Kayihura’s road to freedom was even marked with an important milestone, on Feb.04. That is when he would appear again before the Military Court Martial at Makindye military barracks in Kampala on three charges; failure to protect war materials, aiding and abetting kidnap, and illegal repatriation of Rwandese exiles. The Court Martial is yet to give a hearing date for the case and Kayihura appears at every beginning of month as part of the terms for his bail.
The same court was set to decide on the bail applications of Kayihura’s co-accused; Herbert Muhangi, the former commander of the defunct Flying Squad Unit and that of Col. Ndahura Atwooki, the former director crime intelligence. Both officers have been under military detention since when CMI arrested them together with Richard Ndaboine, the former head of cyber intelligence. They are also facing charges of failure to protect war materials, aiding the kidnap, and illegal repatriation of Rwandan nationals.
But, The Independent can exclusively report, that Kayihura is not free to travel around as was assumed and new charges again him are being prepared by the Internal Security Organisation (ISO) and the Chieftaincy of Military Intelligence (CMI).
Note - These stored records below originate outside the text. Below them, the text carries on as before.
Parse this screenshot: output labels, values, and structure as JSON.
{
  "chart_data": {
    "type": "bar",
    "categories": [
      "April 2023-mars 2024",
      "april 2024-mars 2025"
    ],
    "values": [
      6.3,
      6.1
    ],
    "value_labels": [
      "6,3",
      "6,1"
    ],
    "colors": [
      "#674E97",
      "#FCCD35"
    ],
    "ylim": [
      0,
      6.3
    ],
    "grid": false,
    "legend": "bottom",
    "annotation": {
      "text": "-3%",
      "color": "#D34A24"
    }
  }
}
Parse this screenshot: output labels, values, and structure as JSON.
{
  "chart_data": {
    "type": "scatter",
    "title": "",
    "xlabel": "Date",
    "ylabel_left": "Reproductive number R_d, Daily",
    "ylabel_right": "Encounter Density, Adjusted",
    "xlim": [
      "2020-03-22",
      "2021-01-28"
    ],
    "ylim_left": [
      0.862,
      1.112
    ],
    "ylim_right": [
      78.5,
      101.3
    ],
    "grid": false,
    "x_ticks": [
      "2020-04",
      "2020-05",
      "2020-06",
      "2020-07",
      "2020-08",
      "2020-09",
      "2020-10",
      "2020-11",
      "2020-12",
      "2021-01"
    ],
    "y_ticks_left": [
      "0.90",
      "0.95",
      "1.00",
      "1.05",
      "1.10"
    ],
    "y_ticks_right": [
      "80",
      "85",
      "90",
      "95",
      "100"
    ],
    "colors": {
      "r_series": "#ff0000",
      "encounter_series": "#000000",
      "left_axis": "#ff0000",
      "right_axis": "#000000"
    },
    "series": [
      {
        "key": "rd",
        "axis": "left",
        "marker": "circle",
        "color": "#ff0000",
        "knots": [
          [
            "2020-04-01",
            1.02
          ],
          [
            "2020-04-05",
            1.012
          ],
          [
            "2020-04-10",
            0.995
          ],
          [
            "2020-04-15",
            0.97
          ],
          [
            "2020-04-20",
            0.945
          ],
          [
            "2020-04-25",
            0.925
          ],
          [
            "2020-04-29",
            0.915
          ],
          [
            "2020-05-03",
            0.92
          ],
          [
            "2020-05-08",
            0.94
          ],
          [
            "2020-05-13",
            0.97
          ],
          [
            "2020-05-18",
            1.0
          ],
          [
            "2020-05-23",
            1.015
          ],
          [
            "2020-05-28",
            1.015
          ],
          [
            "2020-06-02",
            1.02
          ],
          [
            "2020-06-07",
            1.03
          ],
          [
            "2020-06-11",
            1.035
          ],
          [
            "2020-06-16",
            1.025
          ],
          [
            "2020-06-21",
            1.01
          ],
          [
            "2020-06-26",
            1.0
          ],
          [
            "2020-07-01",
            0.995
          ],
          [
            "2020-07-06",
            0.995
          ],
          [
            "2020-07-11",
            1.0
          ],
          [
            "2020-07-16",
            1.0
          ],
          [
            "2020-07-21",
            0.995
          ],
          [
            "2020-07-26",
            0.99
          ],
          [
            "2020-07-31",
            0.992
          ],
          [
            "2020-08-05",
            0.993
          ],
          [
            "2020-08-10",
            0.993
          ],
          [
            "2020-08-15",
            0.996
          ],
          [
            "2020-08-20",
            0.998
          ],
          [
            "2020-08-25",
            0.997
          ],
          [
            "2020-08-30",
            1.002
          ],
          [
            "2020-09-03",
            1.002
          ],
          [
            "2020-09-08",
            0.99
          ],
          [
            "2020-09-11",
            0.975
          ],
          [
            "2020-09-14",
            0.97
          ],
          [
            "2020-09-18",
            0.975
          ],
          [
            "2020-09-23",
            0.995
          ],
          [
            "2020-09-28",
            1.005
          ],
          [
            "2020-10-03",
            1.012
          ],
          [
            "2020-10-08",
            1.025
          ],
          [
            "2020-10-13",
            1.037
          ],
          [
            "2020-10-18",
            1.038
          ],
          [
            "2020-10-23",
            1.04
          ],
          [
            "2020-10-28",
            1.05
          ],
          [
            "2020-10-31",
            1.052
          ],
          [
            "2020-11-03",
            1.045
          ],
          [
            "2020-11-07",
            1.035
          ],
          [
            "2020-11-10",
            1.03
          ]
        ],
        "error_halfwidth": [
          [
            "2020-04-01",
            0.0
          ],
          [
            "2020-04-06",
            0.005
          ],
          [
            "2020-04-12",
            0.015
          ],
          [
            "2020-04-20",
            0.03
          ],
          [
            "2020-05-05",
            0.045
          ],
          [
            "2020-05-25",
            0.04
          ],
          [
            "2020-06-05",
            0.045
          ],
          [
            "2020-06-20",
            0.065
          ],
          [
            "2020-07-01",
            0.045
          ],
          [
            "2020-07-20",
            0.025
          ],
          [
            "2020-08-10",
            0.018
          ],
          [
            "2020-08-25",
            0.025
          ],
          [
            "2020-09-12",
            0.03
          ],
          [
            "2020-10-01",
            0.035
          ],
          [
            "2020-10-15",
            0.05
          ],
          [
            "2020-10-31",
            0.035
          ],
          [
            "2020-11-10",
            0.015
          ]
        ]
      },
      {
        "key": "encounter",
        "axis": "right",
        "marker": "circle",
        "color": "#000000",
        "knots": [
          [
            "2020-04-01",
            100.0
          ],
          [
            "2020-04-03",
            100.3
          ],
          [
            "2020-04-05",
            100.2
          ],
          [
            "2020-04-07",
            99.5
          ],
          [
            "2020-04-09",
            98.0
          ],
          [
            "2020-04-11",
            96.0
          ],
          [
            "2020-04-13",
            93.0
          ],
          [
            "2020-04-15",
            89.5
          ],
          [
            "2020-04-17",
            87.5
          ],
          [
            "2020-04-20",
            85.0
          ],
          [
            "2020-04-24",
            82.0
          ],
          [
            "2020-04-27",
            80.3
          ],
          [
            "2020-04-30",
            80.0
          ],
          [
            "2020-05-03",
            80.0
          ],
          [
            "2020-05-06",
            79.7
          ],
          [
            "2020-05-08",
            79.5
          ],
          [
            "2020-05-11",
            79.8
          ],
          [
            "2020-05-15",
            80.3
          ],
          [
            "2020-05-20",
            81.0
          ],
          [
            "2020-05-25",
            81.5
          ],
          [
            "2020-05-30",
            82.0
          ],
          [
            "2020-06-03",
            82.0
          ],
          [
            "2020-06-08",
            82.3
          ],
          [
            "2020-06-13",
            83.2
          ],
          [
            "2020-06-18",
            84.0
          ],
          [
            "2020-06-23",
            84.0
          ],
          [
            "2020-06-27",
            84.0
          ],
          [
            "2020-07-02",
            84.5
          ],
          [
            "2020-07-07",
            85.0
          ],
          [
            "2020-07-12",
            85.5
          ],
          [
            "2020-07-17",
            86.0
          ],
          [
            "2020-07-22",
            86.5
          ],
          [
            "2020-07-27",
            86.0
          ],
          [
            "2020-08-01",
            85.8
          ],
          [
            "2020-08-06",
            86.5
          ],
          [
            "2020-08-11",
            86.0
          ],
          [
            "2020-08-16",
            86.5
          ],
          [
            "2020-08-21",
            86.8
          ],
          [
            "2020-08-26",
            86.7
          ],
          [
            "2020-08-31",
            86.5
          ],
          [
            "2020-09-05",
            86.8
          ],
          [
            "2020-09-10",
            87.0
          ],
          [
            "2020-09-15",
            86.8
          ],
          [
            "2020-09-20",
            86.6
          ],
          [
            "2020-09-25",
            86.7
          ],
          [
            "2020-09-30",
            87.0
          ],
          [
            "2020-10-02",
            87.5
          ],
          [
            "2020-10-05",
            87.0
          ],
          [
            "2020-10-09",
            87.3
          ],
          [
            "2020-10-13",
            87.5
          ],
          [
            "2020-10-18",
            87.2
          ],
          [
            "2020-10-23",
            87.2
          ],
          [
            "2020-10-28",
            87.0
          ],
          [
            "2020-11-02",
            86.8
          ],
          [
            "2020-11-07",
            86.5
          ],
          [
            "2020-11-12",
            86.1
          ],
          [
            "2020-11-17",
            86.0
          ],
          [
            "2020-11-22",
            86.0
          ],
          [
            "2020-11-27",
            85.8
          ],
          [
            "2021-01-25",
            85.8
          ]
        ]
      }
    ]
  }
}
Details remain scanty but The Independent has learnt that the intelligence bodies are now investigating Kayihura over allegations that he instructed Herbert Muhangi to work with Congolese to steal vehicles from Uganda to sell them in DR Congo and raise Shs200 million per month for an unstated purpose.
Apparently, the security organs have Congolese who are ready to confess that Kayihura, through Muhangi, was working with them.
In another charge, the security agencies allege that Kayihura instructed Abdul Kitatta; the jailed former head of the defunct Boda Boda 2010 to kill people with machetes in Kampala and its suburbs. The goal was allegedly to discredit President Yoweri Museveni’s record on security.
Kitatta and 12 others were remanded to Kigo prison in January last year by the army’s Unit Disciplinary Court over charges of failure to protect war material, being in possession of military stores, among others, following their arrest the same month.
Connecting Kitatta and Kayihura to gangs that used machetes to kill people is a major accusation. The machete wielding gangs sent shock waves across central Uganda in 2017 forcing police to carry out a sting and arrest scores, some of who claimed they were working with police.
The killings by these gangs caused a security crisis that saw President Museveni instruct CMI to take over many police functions including arresting and detaining police officers accused of working with criminal elements.